The couple later had a girl named Anna Maria who was baptised on 12 July 1749. Giovanni Battista became a well-known figure in Valletta, and sources mention that he was admired by all and that he used to distribute money to children.

== Plot of 1749, trial and execution ==
Cara Mehmed's former master Mustafa became a slave following his capture, but he was treated well by the Hospitallers in recognition of his high rank and he was formally freed on 5 May 1749 following French diplomatic intervention. While on Malta, Mustafa attempted to instigate a slave rebellion among the Muslim slaves; the plan was that on 29 June 1749 a group of slaves were to assassinate the Grand Master and take control of key locations in Valletta and Birgu. This was to be followed by an invasion of the island by the Ottoman Empire and the Barbary states. Despite his previous rebellion against Mustafa and his integration into Maltese society, Giovanni Battista was actively involved in this plot; his role was to aid the slave Imselleti in murdering Pinto with a poisoned knife. Sources claim that Giovanni Battista might have been manipulated into believing that he would be the leader of the revolt, that he might have been unaware that Mustafa was behind the plot, or that he may have been afraid of what would happen to him had the rebellion went ahead without his involvement. Had the plot succeeded, it is possible that he would have been disposed of by Mustafa.

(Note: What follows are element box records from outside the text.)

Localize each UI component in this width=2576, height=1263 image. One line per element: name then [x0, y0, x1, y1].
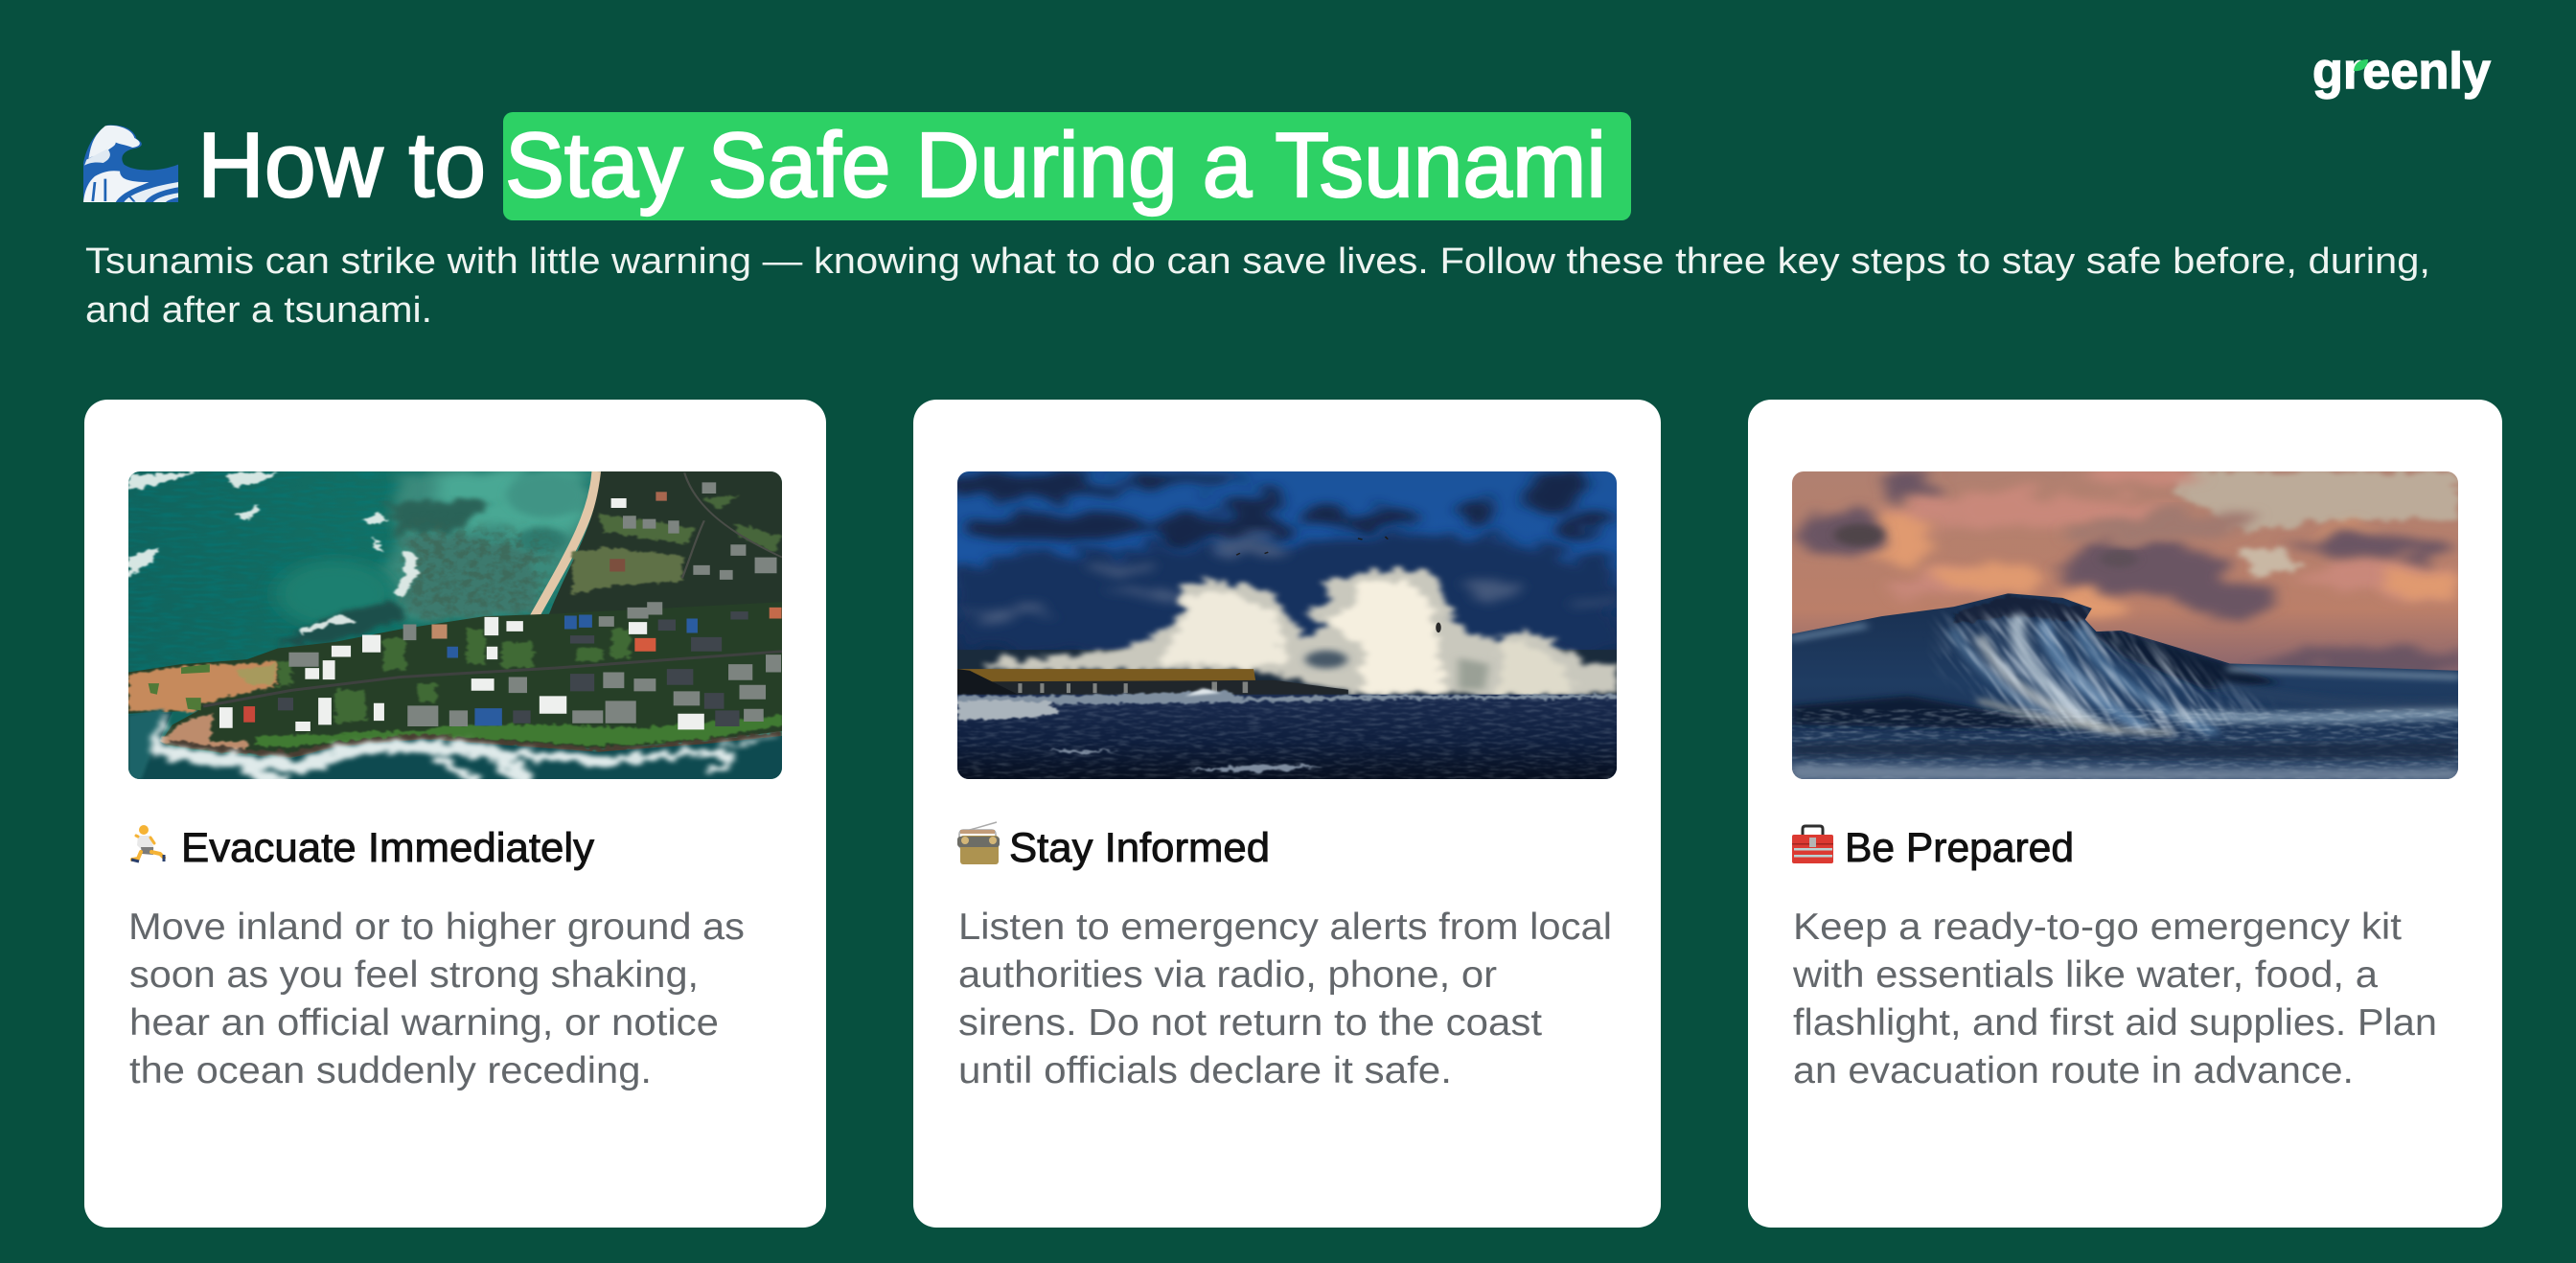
panel: stay informed [913, 400, 1661, 1228]
subtitle: and after a tsunami. [85, 290, 432, 331]
panel: evacuate immediately [84, 400, 826, 1228]
body: evacuate immediately: soon as you feel strong shaking, [129, 954, 699, 996]
body: evacuate immediately: Move inland or to higher ground as [128, 907, 745, 948]
heading: evacuate immediately: Evacuate Immediately [181, 825, 595, 871]
heading: be prepared: Be Prepared [1845, 825, 2074, 871]
icon: toolbox [1792, 826, 1833, 863]
icon: radio [957, 822, 1000, 864]
body: be prepared: Keep a ready-to-go emergency kit [1793, 907, 2402, 948]
body: stay informed [958, 907, 1612, 1091]
body: evacuate immediately: hear an official warning, or notice [129, 1002, 719, 1044]
title [83, 112, 1631, 220]
photo: waves crashing over pier [943, 471, 1617, 779]
logo: greenly: greenly [2312, 43, 2492, 100]
title: How to [197, 114, 486, 217]
body: evacuate immediately: the ocean suddenly receding. [129, 1050, 652, 1091]
body: be prepared: an evacuation route in advance. [1793, 1050, 2354, 1091]
body: stay informed: authorities via radio, phone, or [958, 954, 1497, 996]
heading: stay informed: Stay Informed [1009, 825, 1270, 871]
subtitle [85, 241, 2430, 331]
panel: be prepared [1748, 400, 2502, 1228]
body: be prepared [1792, 907, 2437, 1091]
subtitle: Tsunamis can strike with little warning — knowing what to do can save lives. Follow these three key steps to stay safe before, during, [85, 241, 2430, 282]
title highlight: Stay Safe During a Tsunami [505, 114, 1606, 217]
body: evacuate immediately [128, 907, 745, 1091]
body: be prepared: with essentials like water, food, a [1792, 954, 2378, 996]
icon: runner [131, 825, 164, 861]
icon: great wave [83, 125, 178, 202]
body: stay informed: Listen to emergency alerts from local [958, 907, 1612, 948]
body: stay informed: until officials declare it safe. [958, 1050, 1452, 1091]
photo: aerial coastline [128, 471, 782, 782]
photo: ocean wave at sunset [1792, 471, 2458, 779]
body: be prepared: flashlight, and first aid supplies. Plan [1793, 1002, 2437, 1044]
body: stay informed: sirens. Do not return to the coast [958, 1002, 1542, 1044]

On 6 June 1749, while in a tavern in Valletta, Giovanni Battista and two other conspirators attempted to persuade Giacomo Cassar, a soldier in the Grand Master's guard, to join in the plot. Giovanni Battista physically assaulted Cassar when the latter refused to get involved, prompting the tavern's proprietor Giuseppe Cohen to throw the conspirators out, after which he confronted Cassar who told him what he knew of the plot. Cassar later also informed his commanding officer while Cohen informed Pinto, revealing the plot to the Hospitallers a few weeks before it could be put into action.

Giovanni Battista was arrested on 8 June and he was subsequently interrogated at the Gran Corte della Castellania. He initially denied knowledge of the plot and apparently almost convinced the judge and prosecutor of his innocence, but Pinto directly authorised the use of torture in an attempt to compel him to reveal more information about the plot. He was subjected to the corda and cavalletto and he quickly confessed and named some of the others who were involved. He never named Mustafa, suggesting that he had indeed been unaware of the latter's role in the plot.

Many other slaves and Christian neophytes were interrogated using torture over the next few weeks, and 35 were executed between July and October 1749. Giovanni Battista was among those sentenced to death, and he was executed on 23 July 1749 along with four other conspirators. The condemned were paraded through Valletta bound on carts, and some were tortured with pincers prior to execution. Whether Giovanni Battista was subjected to such torture or whether he was spared is unclear as primary sources contradict each other on this detail. He was then strangled and his body was beheaded and burnt post mortem.

Francesca Azzopardi witnessed the execution of her husband, and she is said to have died of grief shortly afterwards.